Matt Von Pinnon, Published June 05 2011
Von Pinnon: Natural, social sciences mix to improve flood info
Called the Integrated Warning Team Workshop, its mission was to examine how flood information put out by these various agencies is actually used by the public and to try to form a team that can speak with a unified voice to better help the public understand the issues that go into flood forecasting and flood safety.
I was one of three members of the media in attendance at the conference of 60 or so officials (WDAY Chief Meteorologist John Wheeler and KVLY Chief Meteorologist Hutch Johnson were the others).
For me, it was an eye-opening experience.
I had no idea so many public agencies had a hand in flood-related issues, and I work for a newspaper and website that covers flooding year in and year out. There were more than 12 different federal agencies represented, and that’s not even counting state, county and local agencies.

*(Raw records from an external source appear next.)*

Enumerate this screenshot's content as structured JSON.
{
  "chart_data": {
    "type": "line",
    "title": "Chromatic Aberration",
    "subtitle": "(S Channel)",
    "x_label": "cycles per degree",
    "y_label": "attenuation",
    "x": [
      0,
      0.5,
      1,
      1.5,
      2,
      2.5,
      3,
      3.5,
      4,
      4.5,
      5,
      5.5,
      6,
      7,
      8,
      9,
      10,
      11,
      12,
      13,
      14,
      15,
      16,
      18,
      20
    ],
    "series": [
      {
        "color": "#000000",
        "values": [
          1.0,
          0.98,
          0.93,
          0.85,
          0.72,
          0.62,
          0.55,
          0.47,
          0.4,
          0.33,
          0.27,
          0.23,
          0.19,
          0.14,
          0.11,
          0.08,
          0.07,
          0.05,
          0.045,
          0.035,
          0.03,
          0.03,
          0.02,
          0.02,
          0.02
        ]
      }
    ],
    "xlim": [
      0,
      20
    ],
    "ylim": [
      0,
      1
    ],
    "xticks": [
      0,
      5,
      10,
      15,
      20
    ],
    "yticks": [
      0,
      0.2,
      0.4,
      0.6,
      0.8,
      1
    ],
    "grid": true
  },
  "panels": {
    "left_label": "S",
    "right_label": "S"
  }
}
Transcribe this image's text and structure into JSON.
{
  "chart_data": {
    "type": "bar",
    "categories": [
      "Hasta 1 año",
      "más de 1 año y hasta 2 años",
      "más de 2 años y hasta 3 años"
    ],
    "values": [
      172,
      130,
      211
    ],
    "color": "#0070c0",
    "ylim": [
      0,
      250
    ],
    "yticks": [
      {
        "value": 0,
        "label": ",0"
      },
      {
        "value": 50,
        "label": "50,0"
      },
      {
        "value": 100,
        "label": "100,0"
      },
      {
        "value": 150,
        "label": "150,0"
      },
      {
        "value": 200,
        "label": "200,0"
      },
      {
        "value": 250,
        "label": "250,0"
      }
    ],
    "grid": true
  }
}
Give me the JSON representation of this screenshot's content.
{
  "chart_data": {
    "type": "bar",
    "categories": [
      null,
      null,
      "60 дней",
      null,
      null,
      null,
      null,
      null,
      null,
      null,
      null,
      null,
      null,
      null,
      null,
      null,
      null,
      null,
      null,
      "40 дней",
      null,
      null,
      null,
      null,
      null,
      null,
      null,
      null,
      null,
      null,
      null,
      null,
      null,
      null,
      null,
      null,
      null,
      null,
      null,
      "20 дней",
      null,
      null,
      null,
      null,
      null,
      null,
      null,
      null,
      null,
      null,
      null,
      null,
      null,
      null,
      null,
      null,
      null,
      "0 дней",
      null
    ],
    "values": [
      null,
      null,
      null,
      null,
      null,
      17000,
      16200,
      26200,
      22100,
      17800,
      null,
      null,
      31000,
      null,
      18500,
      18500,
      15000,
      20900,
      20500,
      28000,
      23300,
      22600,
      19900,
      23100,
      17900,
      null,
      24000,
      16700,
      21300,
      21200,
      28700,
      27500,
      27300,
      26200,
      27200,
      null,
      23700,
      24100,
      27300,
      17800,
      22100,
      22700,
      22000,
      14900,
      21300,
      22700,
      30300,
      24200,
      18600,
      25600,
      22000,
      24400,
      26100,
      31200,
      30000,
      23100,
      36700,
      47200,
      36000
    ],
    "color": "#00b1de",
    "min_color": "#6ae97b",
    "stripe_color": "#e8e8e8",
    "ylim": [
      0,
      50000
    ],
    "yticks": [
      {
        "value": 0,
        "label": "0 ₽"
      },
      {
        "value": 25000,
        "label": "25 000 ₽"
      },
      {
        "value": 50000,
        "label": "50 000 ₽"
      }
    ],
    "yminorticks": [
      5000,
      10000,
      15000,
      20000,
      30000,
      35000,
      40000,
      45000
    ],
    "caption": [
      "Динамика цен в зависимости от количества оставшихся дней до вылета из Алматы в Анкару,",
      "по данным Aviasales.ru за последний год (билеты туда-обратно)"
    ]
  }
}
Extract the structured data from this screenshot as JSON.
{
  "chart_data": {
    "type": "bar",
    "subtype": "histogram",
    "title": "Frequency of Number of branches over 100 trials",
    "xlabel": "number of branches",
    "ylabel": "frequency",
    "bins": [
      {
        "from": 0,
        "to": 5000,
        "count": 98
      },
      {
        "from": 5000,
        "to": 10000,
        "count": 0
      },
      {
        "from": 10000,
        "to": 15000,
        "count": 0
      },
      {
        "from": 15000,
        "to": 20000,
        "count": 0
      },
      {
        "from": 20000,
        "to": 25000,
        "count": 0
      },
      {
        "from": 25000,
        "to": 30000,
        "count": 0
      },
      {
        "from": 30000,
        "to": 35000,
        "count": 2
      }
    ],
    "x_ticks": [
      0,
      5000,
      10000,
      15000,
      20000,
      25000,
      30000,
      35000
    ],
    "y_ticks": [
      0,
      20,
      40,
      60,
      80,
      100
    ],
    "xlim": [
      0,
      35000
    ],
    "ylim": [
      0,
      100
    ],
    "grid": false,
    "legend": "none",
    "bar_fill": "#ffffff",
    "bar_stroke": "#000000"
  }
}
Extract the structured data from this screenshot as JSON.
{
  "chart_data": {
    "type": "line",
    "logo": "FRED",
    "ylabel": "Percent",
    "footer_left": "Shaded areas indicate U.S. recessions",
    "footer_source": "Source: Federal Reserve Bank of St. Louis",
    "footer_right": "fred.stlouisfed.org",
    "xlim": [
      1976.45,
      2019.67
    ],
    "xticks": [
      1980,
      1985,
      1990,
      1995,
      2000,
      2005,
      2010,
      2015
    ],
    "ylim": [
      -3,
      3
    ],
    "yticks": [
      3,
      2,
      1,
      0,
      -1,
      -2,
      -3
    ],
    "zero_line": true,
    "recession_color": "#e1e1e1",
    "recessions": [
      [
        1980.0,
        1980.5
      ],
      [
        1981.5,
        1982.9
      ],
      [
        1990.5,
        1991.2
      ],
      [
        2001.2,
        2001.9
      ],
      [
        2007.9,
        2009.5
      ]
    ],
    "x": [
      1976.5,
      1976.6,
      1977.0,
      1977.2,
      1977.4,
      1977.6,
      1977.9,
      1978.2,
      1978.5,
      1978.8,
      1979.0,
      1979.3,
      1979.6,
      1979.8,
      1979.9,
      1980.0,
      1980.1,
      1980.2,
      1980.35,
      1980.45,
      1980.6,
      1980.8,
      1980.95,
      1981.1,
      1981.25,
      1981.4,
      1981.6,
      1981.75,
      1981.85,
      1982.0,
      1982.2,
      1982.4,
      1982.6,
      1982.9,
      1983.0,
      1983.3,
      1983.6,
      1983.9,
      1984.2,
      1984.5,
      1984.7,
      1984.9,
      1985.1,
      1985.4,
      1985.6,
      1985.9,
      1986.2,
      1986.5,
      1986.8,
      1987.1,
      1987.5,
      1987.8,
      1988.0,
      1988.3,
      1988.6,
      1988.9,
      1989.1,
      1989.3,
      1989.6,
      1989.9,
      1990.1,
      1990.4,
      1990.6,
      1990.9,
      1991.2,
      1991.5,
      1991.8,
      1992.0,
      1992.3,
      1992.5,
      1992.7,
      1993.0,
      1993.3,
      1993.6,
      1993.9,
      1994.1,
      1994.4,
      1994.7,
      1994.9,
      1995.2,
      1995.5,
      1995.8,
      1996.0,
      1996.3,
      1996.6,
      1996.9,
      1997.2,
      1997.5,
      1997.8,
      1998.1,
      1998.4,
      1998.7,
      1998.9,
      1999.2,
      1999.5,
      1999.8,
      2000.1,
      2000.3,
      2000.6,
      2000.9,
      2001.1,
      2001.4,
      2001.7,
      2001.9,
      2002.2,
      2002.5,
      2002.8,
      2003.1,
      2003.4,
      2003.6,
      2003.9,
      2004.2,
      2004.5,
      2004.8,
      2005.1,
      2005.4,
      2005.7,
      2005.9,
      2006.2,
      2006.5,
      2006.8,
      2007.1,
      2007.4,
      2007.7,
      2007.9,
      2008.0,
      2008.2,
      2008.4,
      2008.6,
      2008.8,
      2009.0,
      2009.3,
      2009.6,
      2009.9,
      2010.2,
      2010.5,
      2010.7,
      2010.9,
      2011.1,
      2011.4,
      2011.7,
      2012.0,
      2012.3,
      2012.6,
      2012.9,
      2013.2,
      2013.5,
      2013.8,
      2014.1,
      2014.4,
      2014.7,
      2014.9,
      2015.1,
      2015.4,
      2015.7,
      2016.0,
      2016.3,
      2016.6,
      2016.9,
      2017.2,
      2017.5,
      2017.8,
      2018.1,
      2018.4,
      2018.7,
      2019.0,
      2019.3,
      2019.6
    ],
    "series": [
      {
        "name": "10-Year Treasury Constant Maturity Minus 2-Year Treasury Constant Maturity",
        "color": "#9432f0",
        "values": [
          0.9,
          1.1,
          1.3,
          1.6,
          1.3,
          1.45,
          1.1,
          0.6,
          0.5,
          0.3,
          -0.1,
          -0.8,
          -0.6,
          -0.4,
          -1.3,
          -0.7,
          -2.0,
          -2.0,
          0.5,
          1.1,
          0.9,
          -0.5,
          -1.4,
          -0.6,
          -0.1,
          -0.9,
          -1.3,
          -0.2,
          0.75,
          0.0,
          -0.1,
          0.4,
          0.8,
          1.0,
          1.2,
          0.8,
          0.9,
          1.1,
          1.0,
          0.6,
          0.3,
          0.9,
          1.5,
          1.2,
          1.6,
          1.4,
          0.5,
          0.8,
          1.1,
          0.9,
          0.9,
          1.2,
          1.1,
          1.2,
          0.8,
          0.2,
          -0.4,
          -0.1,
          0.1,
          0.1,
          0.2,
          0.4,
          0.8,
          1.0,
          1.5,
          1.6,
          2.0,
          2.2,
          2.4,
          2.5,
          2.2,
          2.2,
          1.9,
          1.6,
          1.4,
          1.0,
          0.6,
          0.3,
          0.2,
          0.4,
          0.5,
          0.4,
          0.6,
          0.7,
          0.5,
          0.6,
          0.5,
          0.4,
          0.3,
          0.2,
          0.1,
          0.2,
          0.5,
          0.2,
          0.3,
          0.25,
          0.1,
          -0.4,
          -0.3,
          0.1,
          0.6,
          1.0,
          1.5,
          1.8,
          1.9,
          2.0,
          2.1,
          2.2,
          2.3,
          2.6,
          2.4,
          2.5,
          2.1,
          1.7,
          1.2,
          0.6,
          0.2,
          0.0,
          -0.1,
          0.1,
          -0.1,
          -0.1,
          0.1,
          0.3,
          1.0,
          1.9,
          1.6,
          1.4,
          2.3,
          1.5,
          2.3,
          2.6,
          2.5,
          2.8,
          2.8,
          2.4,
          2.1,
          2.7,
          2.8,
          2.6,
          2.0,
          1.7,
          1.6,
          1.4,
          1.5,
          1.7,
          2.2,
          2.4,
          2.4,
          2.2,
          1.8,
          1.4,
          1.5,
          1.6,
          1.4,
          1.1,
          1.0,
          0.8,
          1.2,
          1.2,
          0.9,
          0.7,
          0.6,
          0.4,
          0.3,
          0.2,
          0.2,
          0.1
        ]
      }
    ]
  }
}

For outsiders like me, there was a glossary of acronyms defining each group, but agency people all seemed to know each other by descriptors like DES, HSEM, NCRFC and so on.
It illustrates why such a workshop was needed and why the public is so often confused by flood-related information. Each agency has its own jurisdiction and pecking order within the overall system and, while each strives to serve the public in its own unique way, information put out by each group individually can be mind-numbing and bureaucratic.
The good thing is that these agencies recognize this, and that was the reason for the workshop – to understand and accept that their traditional approaches may not be best for those they serve.
The group also spent a fair amount of time learning about how the study of social sciences and human behavior can be used with their natural sciences work so people get more from the messages sent.
North Dakota State University professor George Youngs put it well during a talk on teambuilding. He summarized some hypotheses forwarded by members earlier in the workshop:
- That frequent experience with flooding leads to fatigue, which leads to poor response.
- That frequent experience with flooding leads to complacency, which leads to poor response.
- That frequent experience with flooding leads to knowledge, which leads to better response.
- That increased use of social media leads to the increased spread of rumors.
- That increased use of social media leads to information overload.
- That the simplicity of the information (simple vs. complex) affects its helpfulness.
- That the earlier the flood outlook, the more effective the flood fight.
- That the earlier the flood outlook, the less effective the flood fight.
Youngs stressed that these are beliefs that have not been studied but could be to better craft messages that more effectively reach the public during floods.
The workshop illustrates that those who predict floods and try to protect people and property from them are determined to improve.
For me, the effort also illustrates that these scientists believe we’re in for more of the same for years to come.